NEAL HENDRIX – Pro Skateboarder & Photographic Anthropologist

Words & Photos By Eric Hendrikx
P

rofessional skater Neal Hendrix travels to distant and exotic regions of the world, a luxury realized through his talents on a skateboard, talents that have also achieved merits including, among numerous rankings and participation in global events (Neal skated in the closing ceremonies of the 1996 Olympics in Atlanta, Georgia), his five X Games medals in vert skating. He has participated in the Vans Warped tour for eleven years, skated on Tony Hawk’s Boom Boom Huck Jam, reported for Fuel TV’s show “The Weekend Update” and currently holds the brand manager position at Woodward, a skate camp for kids with locations in California, Pennsylvania and China. Along this tremendous path in skateboarding, Hendrix has developed a deep passion for another form of art that can travel with him—photography.
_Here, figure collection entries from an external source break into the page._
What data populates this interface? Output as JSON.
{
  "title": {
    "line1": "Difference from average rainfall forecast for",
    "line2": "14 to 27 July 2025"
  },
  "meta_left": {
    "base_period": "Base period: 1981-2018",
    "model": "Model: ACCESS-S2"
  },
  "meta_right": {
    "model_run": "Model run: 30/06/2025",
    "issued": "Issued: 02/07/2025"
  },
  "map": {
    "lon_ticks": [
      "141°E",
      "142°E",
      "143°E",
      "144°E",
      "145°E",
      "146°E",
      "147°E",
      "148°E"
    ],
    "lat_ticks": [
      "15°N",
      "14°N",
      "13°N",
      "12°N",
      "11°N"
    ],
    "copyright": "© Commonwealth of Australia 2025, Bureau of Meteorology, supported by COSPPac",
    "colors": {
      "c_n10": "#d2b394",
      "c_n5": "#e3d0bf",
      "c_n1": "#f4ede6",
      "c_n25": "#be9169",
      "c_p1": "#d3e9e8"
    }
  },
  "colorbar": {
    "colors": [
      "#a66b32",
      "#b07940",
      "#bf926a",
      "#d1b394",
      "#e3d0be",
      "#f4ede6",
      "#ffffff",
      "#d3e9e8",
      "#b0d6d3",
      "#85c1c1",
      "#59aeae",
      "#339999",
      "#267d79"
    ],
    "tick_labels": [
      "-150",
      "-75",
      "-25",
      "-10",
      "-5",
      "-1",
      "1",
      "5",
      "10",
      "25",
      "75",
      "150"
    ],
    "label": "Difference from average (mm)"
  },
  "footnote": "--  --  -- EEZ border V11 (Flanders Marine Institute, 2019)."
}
Aside from packing his boards and a spare set of bearings when bound abroad, Hendrix takes along his camera, capturing moments from his worldwide experiences with the intention of sharing his Western-juxtaposed images with family and friends.  Yet the result of his photographic achievement has reached beyond his inner circle, and beyond skateboarding.  Over the past several years, Hendrix has documented, in a style he identifies as “silent photography”, the very essence of what comprises the social composition of the cities he has passed through, down to the individual.  Actions and expressions frozen in time, tell a massive tale of political establishment, social hierarchy, and cultural variation at a relatively microscopic level—that of the individual.  Hendrix’s secondary discipline, while the phrase photographer comes into play, can be better defined as socio-cultural anthropologist, as he offers honest insight to social statuses and roles, groups, institutions, and the relations among them in distant regions around the world.  

Candid portraits of children jumping off boats into the waterways of Bangladesh; a cobra dancing in the hands of a Moroccan snake charmer; a resident of the vibrant favelas of Rio de Janeiro, are what one could expect to appreciate at a Neal Hendrix photography exhibit. The exhibit will run from November 29 – December 8, 2012 with an opening reception and Q & A on November 29th from 6:00pm – 9:00pm at the Kerckhoff Art Gallery located at 308 Westwood Plaza, Los Angeles, Ca.